If there is a toxic substance, let’s just say 5 million barrels (55 gallons in a barrel). Added to it was another toxic substance….maybe 2 million gallons of it… that causes toxic substance #1 to be readily absorbed by marine organisms. Mix it all up in salt water and what do YOU think will happen? Without your high school or college biology knowledge, without knowledge of chemistry. WHAT DO YOU THINK WILL HAPPEN? Do you think things that live in this mixture will be negatively affected by it?
It seems as if those of us still concerned about the Gulf–wildlife, plant life, human life–keep hitting walls of bureaucratic reasoning that border on nonsensical. Really NOAA, the oil did NOT disappear magically. You allowed it to be dispersed…it sank and now…oops! It’s still there. And finally…FINALLY…your own scientists think that maybe a reef seven miles southwest of the blown oil well might indeed have been killed by the oil–no, no…the oil may have “harmed marine life.” I am not sure why Jane Lubchenco, NOAA administrator, started supporting the idea that perhaps the oil may have harmed marine life (she was the one that said the majority of the oil was gone) but whatever the reason, at least there IS reason starting to percolate in government scientists.
Please forgive the obvious unrestrained assault on the governmental scientific community. But after listening to EPA and USDA scientists at a meeting in Mobile, Alabama, in June contradict their own statements about whether dispersant use was safe, after knowing the government supported BP’s use of toxic chemicals banned in the UK (dispersant), after watching Jane Lubchenco say the oil was nearly gone (and independent scientists saying NO, it’s not), after finding evidence of oil in crabs and jellyfish, on marine life, seeing oil STILL washing up on the beaches of Alabama (as of Oct 27th), and personally experiencing airborne oil during high winds and surf on the Alabama Gulf Coast….I don’t feel anything but disbelief and frustration that our NOAA government agency is: 1) Stupid enough to believe the rest of us are stupid; or 2) Just really stupid themselves.
Can’t you be a scientist and have common sense?
Steps to staying healthy while visiting the Gulf Coast beaches:
1. Don’t dig in the sand.
2. Don’t wade in water that is bubbling with light-brown froth (this includes swimming)
3. Don’t eat fish, crabs, shrimp, oysters.

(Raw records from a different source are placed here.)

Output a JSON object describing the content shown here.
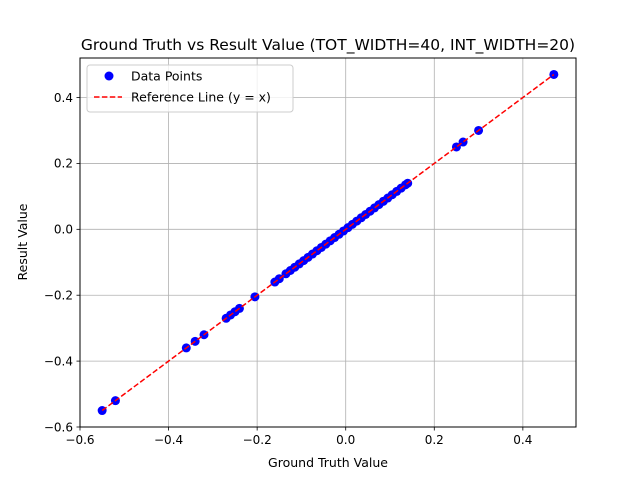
{
  "chart_data": {
    "type": "scatter",
    "title": "Ground Truth vs Result Value (TOT_WIDTH=40, INT_WIDTH=20)",
    "xlabel": "Ground Truth Value",
    "ylabel": "Result Value",
    "xlim": [
      -0.6,
      0.52
    ],
    "ylim": [
      -0.6,
      0.52
    ],
    "xticks": [
      -0.6,
      -0.4,
      -0.2,
      0.0,
      0.2,
      0.4
    ],
    "yticks": [
      -0.6,
      -0.4,
      -0.2,
      0.0,
      0.2,
      0.4
    ],
    "xtick_labels": [
      "−0.6",
      "−0.4",
      "−0.2",
      "0.0",
      "0.2",
      "0.4"
    ],
    "ytick_labels": [
      "−0.6",
      "−0.4",
      "−0.2",
      "0.0",
      "0.2",
      "0.4"
    ],
    "grid": true,
    "legend_position": "top-left",
    "series": [
      {
        "name": "Data Points",
        "kind": "scatter",
        "color": "#0000ff",
        "x": [
          -0.55,
          -0.52,
          -0.36,
          -0.34,
          -0.32,
          -0.27,
          -0.26,
          -0.25,
          -0.24,
          -0.205,
          -0.16,
          -0.15,
          -0.135,
          -0.125,
          -0.115,
          -0.105,
          -0.095,
          -0.085,
          -0.075,
          -0.065,
          -0.055,
          -0.045,
          -0.035,
          -0.025,
          -0.015,
          -0.005,
          0.005,
          0.015,
          0.025,
          0.035,
          0.045,
          0.055,
          0.065,
          0.075,
          0.085,
          0.095,
          0.105,
          0.115,
          0.125,
          0.135,
          0.14,
          0.25,
          0.265,
          0.3,
          0.47
        ],
        "y": [
          -0.55,
          -0.52,
          -0.36,
          -0.34,
          -0.32,
          -0.27,
          -0.26,
          -0.25,
          -0.24,
          -0.205,
          -0.16,
          -0.15,
          -0.135,
          -0.125,
          -0.115,
          -0.105,
          -0.095,
          -0.085,
          -0.075,
          -0.065,
          -0.055,
          -0.045,
          -0.035,
          -0.025,
          -0.015,
          -0.005,
          0.005,
          0.015,
          0.025,
          0.035,
          0.045,
          0.055,
          0.065,
          0.075,
          0.085,
          0.095,
          0.105,
          0.115,
          0.125,
          0.135,
          0.14,
          0.25,
          0.265,
          0.3,
          0.47
        ]
      },
      {
        "name": "Reference Line (y = x)",
        "kind": "line",
        "style": "dashed",
        "color": "#ff0000",
        "x": [
          -0.55,
          0.47
        ],
        "y": [
          -0.55,
          0.47
        ]
      }
    ]
  }
}
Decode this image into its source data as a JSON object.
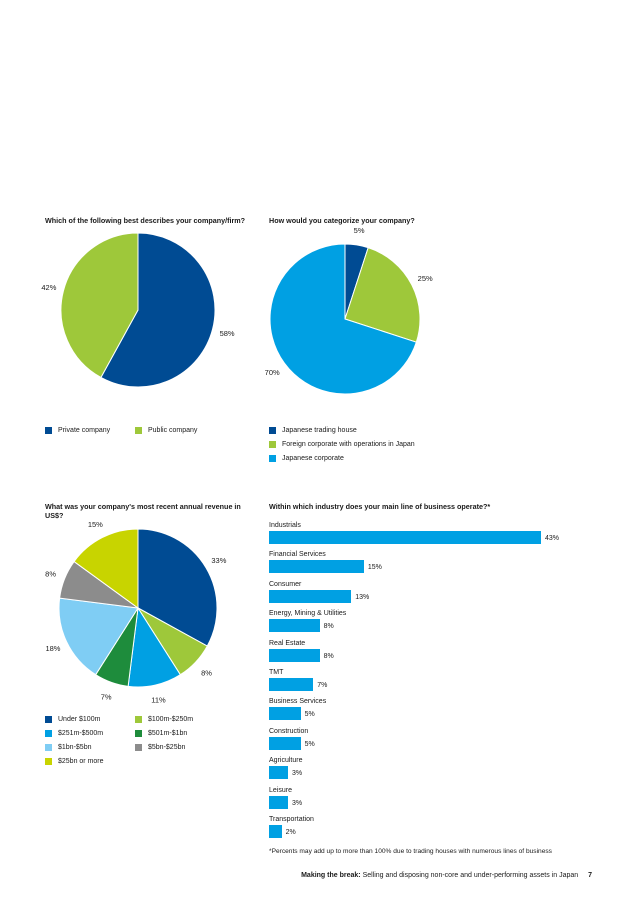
{
  "chart_data": [
    {
      "type": "pie",
      "title": "Which of the following best describes your company/firm?",
      "slices": [
        {
          "label": "Private company",
          "value": 58,
          "color": "#004B93"
        },
        {
          "label": "Public company",
          "value": 42,
          "color": "#9EC83A"
        }
      ]
    },
    {
      "type": "pie",
      "title": "How would you categorize your company?",
      "slices": [
        {
          "label": "Japanese trading house",
          "value": 5,
          "color": "#004B93"
        },
        {
          "label": "Foreign corporate with operations in Japan",
          "value": 25,
          "color": "#9EC83A"
        },
        {
          "label": "Japanese corporate",
          "value": 70,
          "color": "#00A0E3"
        }
      ]
    },
    {
      "type": "pie",
      "title": "What was your company's most recent annual revenue in US$?",
      "slices": [
        {
          "label": "Under $100m",
          "value": 33,
          "color": "#004B93"
        },
        {
          "label": "$100m-$250m",
          "value": 8,
          "color": "#9EC83A"
        },
        {
          "label": "$251m-$500m",
          "value": 11,
          "color": "#00A0E3"
        },
        {
          "label": "$501m-$1bn",
          "value": 7,
          "color": "#1E8C3C"
        },
        {
          "label": "$1bn-$5bn",
          "value": 18,
          "color": "#7FCDF4"
        },
        {
          "label": "$5bn-$25bn",
          "value": 8,
          "color": "#8C8C8C"
        },
        {
          "label": "$25bn or more",
          "value": 15,
          "color": "#C8D400"
        }
      ]
    },
    {
      "type": "bar",
      "orientation": "horizontal",
      "title": "Within which industry does your main line of business operate?*",
      "categories": [
        "Industrials",
        "Financial Services",
        "Consumer",
        "Energy, Mining & Utilities",
        "Real Estate",
        "TMT",
        "Business Services",
        "Construction",
        "Agriculture",
        "Leisure",
        "Transportation"
      ],
      "values": [
        43,
        15,
        13,
        8,
        8,
        7,
        5,
        5,
        3,
        3,
        2
      ],
      "color": "#00A0E3",
      "xlim": [
        0,
        43
      ]
    }
  ],
  "pie_pct_labels": [
    [
      "58%",
      "42%"
    ],
    [
      "5%",
      "25%",
      "70%"
    ],
    [
      "33%",
      "8%",
      "11%",
      "7%",
      "18%",
      "8%",
      "15%"
    ]
  ],
  "bar_value_labels": [
    "43%",
    "15%",
    "13%",
    "8%",
    "8%",
    "7%",
    "5%",
    "5%",
    "3%",
    "3%",
    "2%"
  ],
  "footnote": "*Percents may add up to more than 100% due to trading houses with numerous lines of business",
  "footer": {
    "bold": "Making the break:",
    "text": "Selling and disposing non-core and under-performing assets in Japan",
    "page": "7"
  }
}
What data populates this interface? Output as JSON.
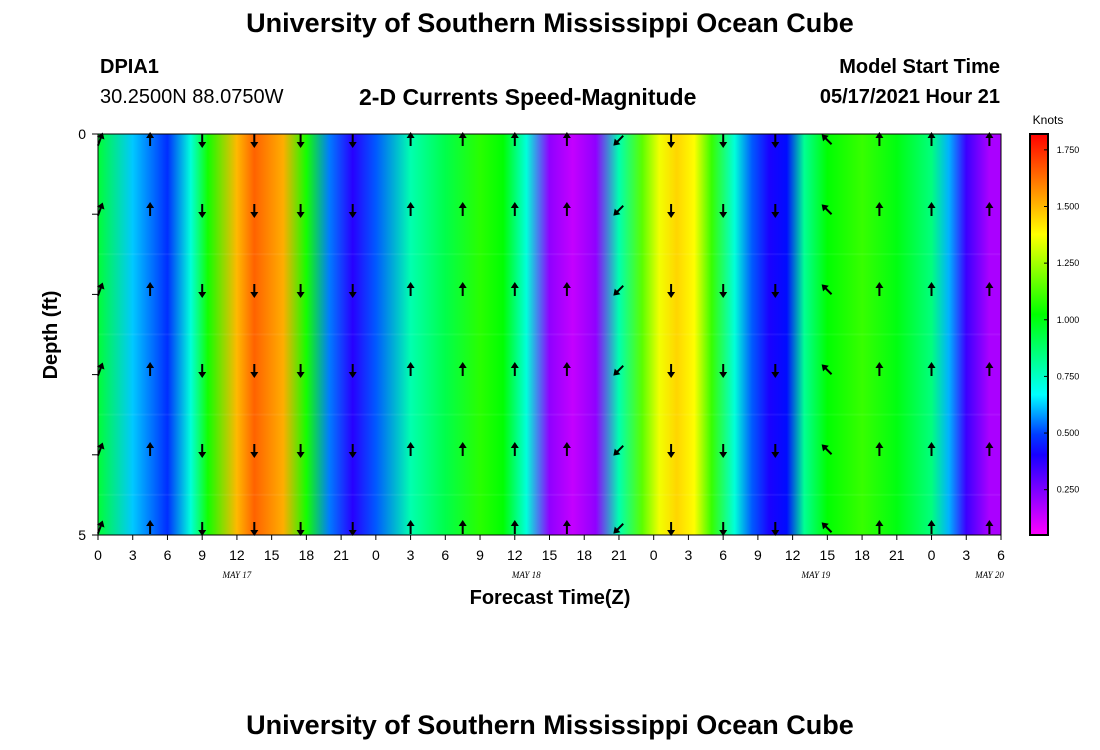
{
  "header": {
    "title": "University of Southern Mississippi Ocean Cube",
    "footer_title": "University of Southern Mississippi Ocean Cube",
    "station_id": "DPIA1",
    "station_coords": "30.2500N  88.0750W",
    "chart_title": "2-D Currents Speed-Magnitude",
    "model_start_label": "Model Start Time",
    "model_start_value": "05/17/2021 Hour 21"
  },
  "chart_data": {
    "type": "heatmap",
    "title": "2-D Currents Speed-Magnitude",
    "xlabel": "Forecast Time(Z)",
    "ylabel": "Depth (ft)",
    "ylim": [
      0,
      5
    ],
    "y_tick_labels": [
      "0",
      "",
      "",
      "",
      "",
      "5"
    ],
    "x_tick_labels": [
      "0",
      "3",
      "6",
      "9",
      "12",
      "15",
      "18",
      "21",
      "0",
      "3",
      "6",
      "9",
      "12",
      "15",
      "18",
      "21",
      "0",
      "3",
      "6",
      "9",
      "12",
      "15",
      "18",
      "21",
      "0",
      "3",
      "6"
    ],
    "date_labels": [
      {
        "label": "MAY 17",
        "x_index": 4
      },
      {
        "label": "MAY 18",
        "x_index": 12.33
      },
      {
        "label": "MAY 19",
        "x_index": 20.67
      },
      {
        "label": "MAY 20",
        "x_index": 25.67
      }
    ],
    "colorbar": {
      "unit": "Knots",
      "min": 0.05,
      "max": 1.82,
      "ticks": [
        "0.250",
        "0.500",
        "0.750",
        "1.000",
        "1.250",
        "1.500",
        "1.750"
      ],
      "tick_values": [
        0.25,
        0.5,
        0.75,
        1.0,
        1.25,
        1.5,
        1.75
      ]
    },
    "speed_profile_knots": [
      {
        "h": 0,
        "speed": 0.95
      },
      {
        "h": 3,
        "speed": 0.62
      },
      {
        "h": 6,
        "speed": 0.48
      },
      {
        "h": 8,
        "speed": 0.72
      },
      {
        "h": 9.5,
        "speed": 1.05
      },
      {
        "h": 12,
        "speed": 1.5
      },
      {
        "h": 13.5,
        "speed": 1.65
      },
      {
        "h": 16,
        "speed": 1.52
      },
      {
        "h": 18,
        "speed": 1.05
      },
      {
        "h": 20,
        "speed": 0.55
      },
      {
        "h": 22,
        "speed": 0.38
      },
      {
        "h": 24,
        "speed": 0.52
      },
      {
        "h": 27,
        "speed": 0.78
      },
      {
        "h": 30,
        "speed": 0.92
      },
      {
        "h": 33,
        "speed": 1.08
      },
      {
        "h": 35,
        "speed": 1.02
      },
      {
        "h": 37,
        "speed": 0.72
      },
      {
        "h": 39,
        "speed": 0.22
      },
      {
        "h": 41,
        "speed": 0.14
      },
      {
        "h": 43,
        "speed": 0.22
      },
      {
        "h": 45,
        "speed": 0.78
      },
      {
        "h": 47,
        "speed": 1.15
      },
      {
        "h": 48.5,
        "speed": 1.36
      },
      {
        "h": 50,
        "speed": 1.45
      },
      {
        "h": 51.5,
        "speed": 1.38
      },
      {
        "h": 53,
        "speed": 1.1
      },
      {
        "h": 55,
        "speed": 0.72
      },
      {
        "h": 56.5,
        "speed": 0.52
      },
      {
        "h": 58,
        "speed": 0.4
      },
      {
        "h": 59.5,
        "speed": 0.45
      },
      {
        "h": 61,
        "speed": 0.82
      },
      {
        "h": 63,
        "speed": 1.02
      },
      {
        "h": 66,
        "speed": 1.1
      },
      {
        "h": 69,
        "speed": 1.0
      },
      {
        "h": 72,
        "speed": 0.85
      },
      {
        "h": 73.5,
        "speed": 0.6
      },
      {
        "h": 75,
        "speed": 0.35
      },
      {
        "h": 77,
        "speed": 0.18
      }
    ],
    "arrow_columns_hours": [
      0,
      4.5,
      9,
      13.5,
      17.5,
      22,
      27,
      31.5,
      36,
      40.5,
      45,
      49.5,
      54,
      58.5,
      63,
      67.5,
      72,
      77
    ],
    "arrow_directions_deg": [
      20,
      0,
      180,
      180,
      180,
      180,
      0,
      0,
      0,
      0,
      225,
      180,
      180,
      180,
      315,
      0,
      0,
      0
    ]
  }
}
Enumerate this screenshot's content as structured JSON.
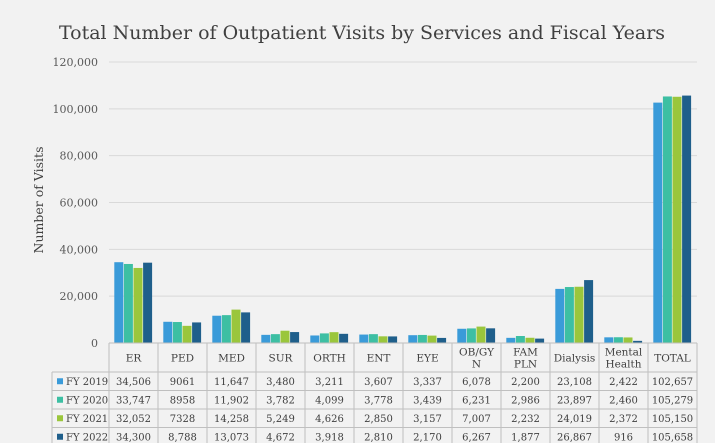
{
  "chart_data": {
    "type": "bar",
    "title": "Total Number of Outpatient Visits by Services and Fiscal Years",
    "ylabel": "Number of Visits",
    "ylim": [
      0,
      120000
    ],
    "yticks": [
      "0",
      "20,000",
      "40,000",
      "60,000",
      "80,000",
      "100,000",
      "120,000"
    ],
    "grid": true,
    "legend_placement": "data-table-left",
    "categories": [
      [
        "ER"
      ],
      [
        "PED"
      ],
      [
        "MED"
      ],
      [
        "SUR"
      ],
      [
        "ORTH"
      ],
      [
        "ENT"
      ],
      [
        "EYE"
      ],
      [
        "OB/GY",
        "N"
      ],
      [
        "FAM",
        "PLN"
      ],
      [
        "Dialysis"
      ],
      [
        "Mental",
        "Health"
      ],
      [
        "TOTAL"
      ]
    ],
    "series": [
      {
        "name": "FY 2019",
        "color": "#3a9bd9",
        "values": [
          34506,
          9061,
          11647,
          3480,
          3211,
          3607,
          3337,
          6078,
          2200,
          23108,
          2422,
          102657
        ],
        "labels": [
          "34,506",
          "9061",
          "11,647",
          "3,480",
          "3,211",
          "3,607",
          "3,337",
          "6,078",
          "2,200",
          "23,108",
          "2,422",
          "102,657"
        ]
      },
      {
        "name": "FY 2020",
        "color": "#3dbfa3",
        "values": [
          33747,
          8958,
          11902,
          3782,
          4099,
          3778,
          3439,
          6231,
          2986,
          23897,
          2460,
          105279
        ],
        "labels": [
          "33,747",
          "8958",
          "11,902",
          "3,782",
          "4,099",
          "3,778",
          "3,439",
          "6,231",
          "2,986",
          "23,897",
          "2,460",
          "105,279"
        ]
      },
      {
        "name": "FY 2021",
        "color": "#9ac63c",
        "values": [
          32052,
          7328,
          14258,
          5249,
          4626,
          2850,
          3157,
          7007,
          2232,
          24019,
          2372,
          105150
        ],
        "labels": [
          "32,052",
          "7328",
          "14,258",
          "5,249",
          "4,626",
          "2,850",
          "3,157",
          "7,007",
          "2,232",
          "24,019",
          "2,372",
          "105,150"
        ]
      },
      {
        "name": "FY 2022",
        "color": "#1f5f8b",
        "values": [
          34300,
          8788,
          13073,
          4672,
          3918,
          2810,
          2170,
          6267,
          1877,
          26867,
          916,
          105658
        ],
        "labels": [
          "34,300",
          "8,788",
          "13,073",
          "4,672",
          "3,918",
          "2,810",
          "2,170",
          "6,267",
          "1,877",
          "26,867",
          "916",
          "105,658"
        ]
      }
    ]
  }
}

PLEASE, for your own safety, wait a year or two. I really believe there is danger…I’ve seen it first hand.
4. If there is high wind and surf, blowing from the south, do not go onto the beaches. The oil is airborne. I saw it, I felt it, I rubbed oil off of sea oats the last week of October.
5. Don’t go barefoot on the sand.
6. Don’t trust the local officials as they turned their heads to beach-goers who were swimming in highly contaminated oily waters–I have video and photographs from the summer. The local officials want tourists to think it is safe so they will keep coming to the beaches.
I want my home state and other coastal states to have successful businesses. I want there to be prosperity. But not at the expense of your health, or the health of those you love. Be observant, educate yourself fully, and know the risks.